Jeremiah W. Wilson attended the public schools and the academy at Franklin. At the age of twenty he began the study of medicine under the instruction of his father. Subsequently he attended a course of lectures at Hanover, N.H.; and prior to receiving his degree of Doctor of Medicine at the University in Castleton, Vt., he practised with his father and Dr. Ephraim Wilson, his brother. After his graduation he came to Contoocook, buying out the practice of Dr. Sargent, an old and well-known practitioner; and for the remaining fifty years of his life he was actively engaged in his professional labors, residing for the entire time in the house he at first occupied. His practice extended over a large territory, embracing every town and village in this vicinity, and was eminently successful. In the diagnosis of the diseases brought to his notice he was particularly fortunate, being rarely mistaken; while as surgeon his skill was unquestioned. He had a rare delicacy of perception, and a refinement of thought and feeling very gratifying to the sick. Combined with these qualities were a decision and firmness of character that inspired confidence, and caused him to be regarded by his patients as a friend and counsellor as well as a physician. A close student, he kept up with the progress of his profession, and as a rule adhered to the regular practice, although his brother Ephraim, a physician in Rockville, Conn., was a warm advocate of homoeopathy.

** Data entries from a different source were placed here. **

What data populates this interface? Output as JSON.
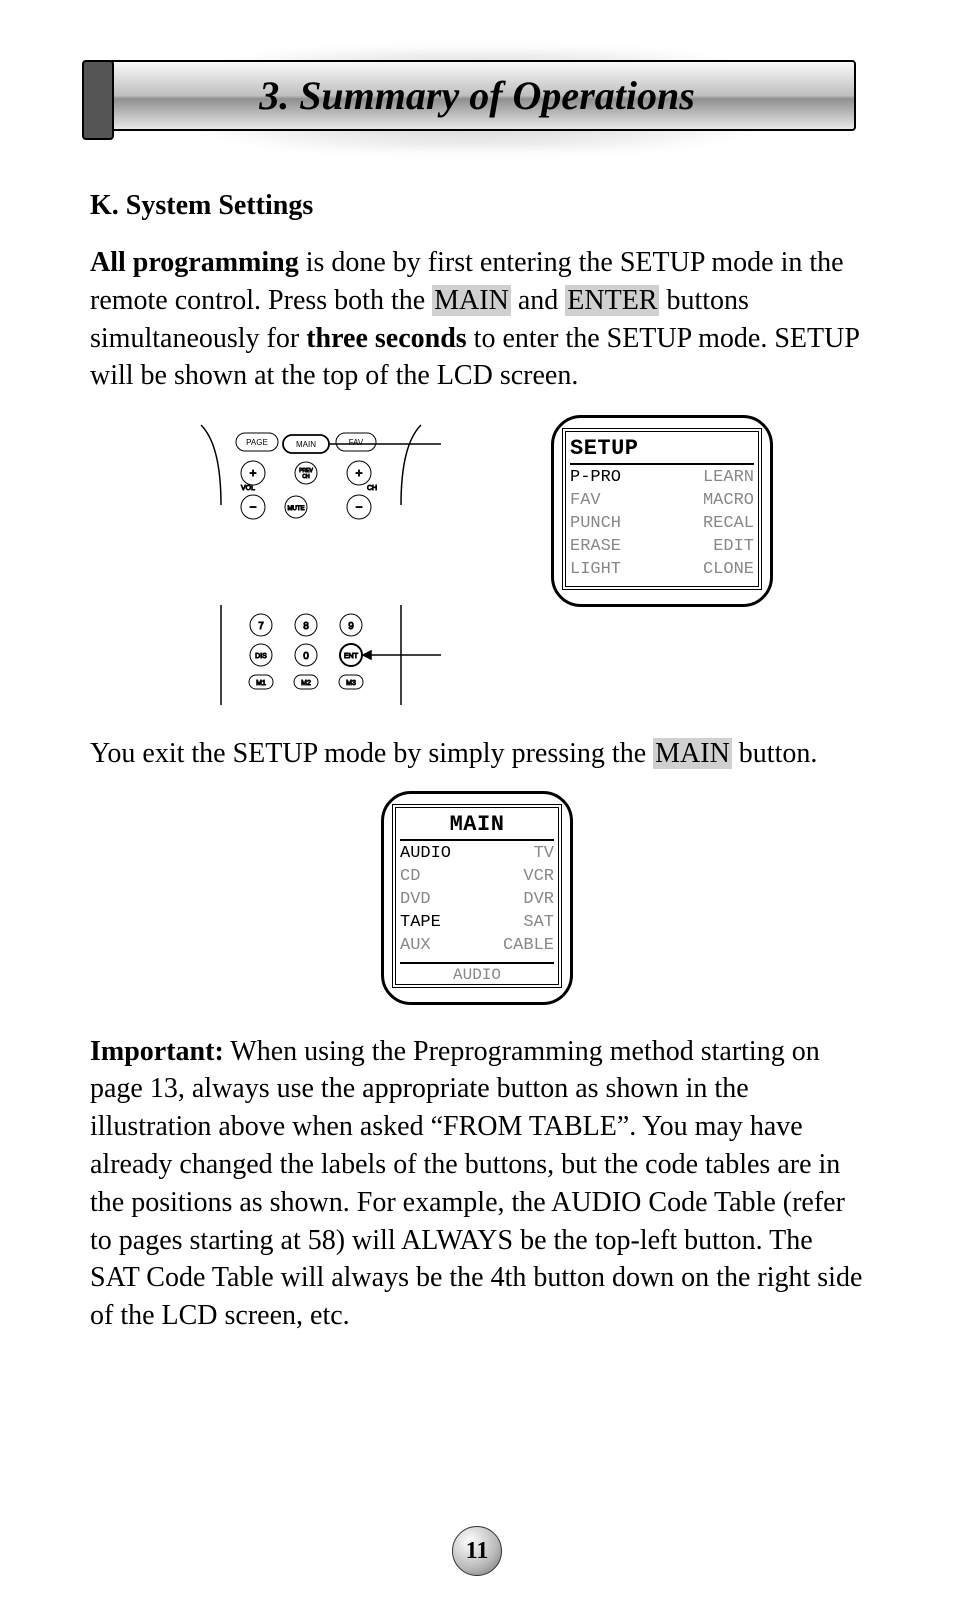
{
  "chapter_title": "3. Summary of Operations",
  "section_heading": "K. System Settings",
  "para1": {
    "lead_bold": "All programming",
    "t1": " is done by first entering the SETUP mode in the remote control. Press both the ",
    "hl1": "MAIN",
    "t2": " and ",
    "hl2": "ENTER",
    "t3": " buttons simultaneously for ",
    "bold2": "three seconds",
    "t4": " to enter the SETUP mode.  SETUP will be shown at the top of the LCD screen."
  },
  "remote_buttons": {
    "top": [
      "PAGE",
      "MAIN",
      "FAV"
    ],
    "rocker_left_top": "+",
    "rocker_left_label": "VOL",
    "rocker_left_bot": "−",
    "mid_left": "PREV CH",
    "mid_right": "MUTE",
    "rocker_right_top": "+",
    "rocker_right_label": "CH",
    "rocker_right_bot": "−",
    "num": [
      "7",
      "8",
      "9",
      "DIS",
      "0",
      "ENT",
      "M1",
      "M2",
      "M3"
    ]
  },
  "setup_lcd": {
    "title": "SETUP",
    "rows": [
      [
        "P-PRO",
        "LEARN"
      ],
      [
        "FAV",
        "MACRO"
      ],
      [
        "PUNCH",
        "RECAL"
      ],
      [
        "ERASE",
        "EDIT"
      ],
      [
        "LIGHT",
        "CLONE"
      ]
    ]
  },
  "para2": {
    "t1": "You exit the SETUP mode by simply pressing the ",
    "hl1": "MAIN",
    "t2": " button."
  },
  "main_lcd": {
    "title": "MAIN",
    "rows": [
      [
        "AUDIO",
        "TV"
      ],
      [
        "CD",
        "VCR"
      ],
      [
        "DVD",
        "DVR"
      ],
      [
        "TAPE",
        "SAT"
      ],
      [
        "AUX",
        "CABLE"
      ]
    ],
    "dark_left": [
      0,
      3
    ],
    "footer": "AUDIO"
  },
  "para3": {
    "lead_bold": "Important:",
    "body": " When using the Preprogramming method starting on page 13, always use the appropriate button as shown in the illustration above when asked “FROM TABLE”. You may have already changed the labels of the buttons, but the code tables are in the positions as shown. For example, the AUDIO Code Table (refer to pages starting at 58) will ALWAYS be the top-left button. The SAT Code Table will always be the 4th button down on the right side of the LCD screen, etc."
  },
  "page_number": "11"
}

Ever heedful of the call of distress, Dr. Wilson gave his time and skill without making question of compensation; and, being a poor collector, fees amounting to hundreds of dollars, that the debtors could well afford to Contoocook, and for some years did a little farming, intrusting the manual labor oftentimes to those owing him for professional work and unable to find ready money with which to pay their bills. Although other physicians located in the town, he maintained the even tenor of his way, never forgetting the ethics and courtesy of his profession. He never aspired to political honors, but was always an earnest supporter of the principles of the Republican party. He was held in high respect by his medical brethren, and was a valued member of the County Medical Society. For a time he served as Surgeon of the Twenty-first Regiment of the State militia, to which he was appointed in 1845.
On March 31, 1847, Dr. Wilson married Miss Elizabeth Gerrish, who was born September 5, 1820, daughter of Thomas and Betsey Gerrish, of Boscawen. She died November 8, 1882, having borne him three children. These were: Edwin G., Harlan Page, and George H. Edwin G. Wilson, M.D., a graduate of the medical department of the college at Ann Arbor, Mich., practised his profession at Griggsville, Ill., Leominster, Mass., and Laconia, N.H., and died in the lastnamed town, February 8, 1883, at the age of thirty-five years. Harlan Page Wilson, a carpenter by trade, who spent some ten years in the West, now resides on the homestead in Contoocook, and carries on the farm. The Doctor and Mrs. Wilson took Miss Martha J. Chase into their family when she was a girl of twelve years. She subsequently repaid the loving care they bestowed upon her by tenderly watching over the Doctor in his declining years. Both the Doctor and his estimable wife were earnest and sincere Christians in the true sense of the term. Though they were connected with the Congregational church of Hopkinton for a period of fifty years, they worked harmoniously with the Baptist and Methodist Episcopal Churches of Contoocook. While a friend to all in the community, he had a few with whom he was especially intimate, among them being Joseph Barnard, of Hopkinton, and Walter S. Davis. In 1890 he had a cataract, which threatened his sight, successfully removed from his eye. In the last years of his life his chief enjoyment was the reading of the leading newspapers and medical journals of the day as well as the choice works of the library. He died in Contoocook, April 30, 1896, having outlived by a full decade the Scriptural limit of human life.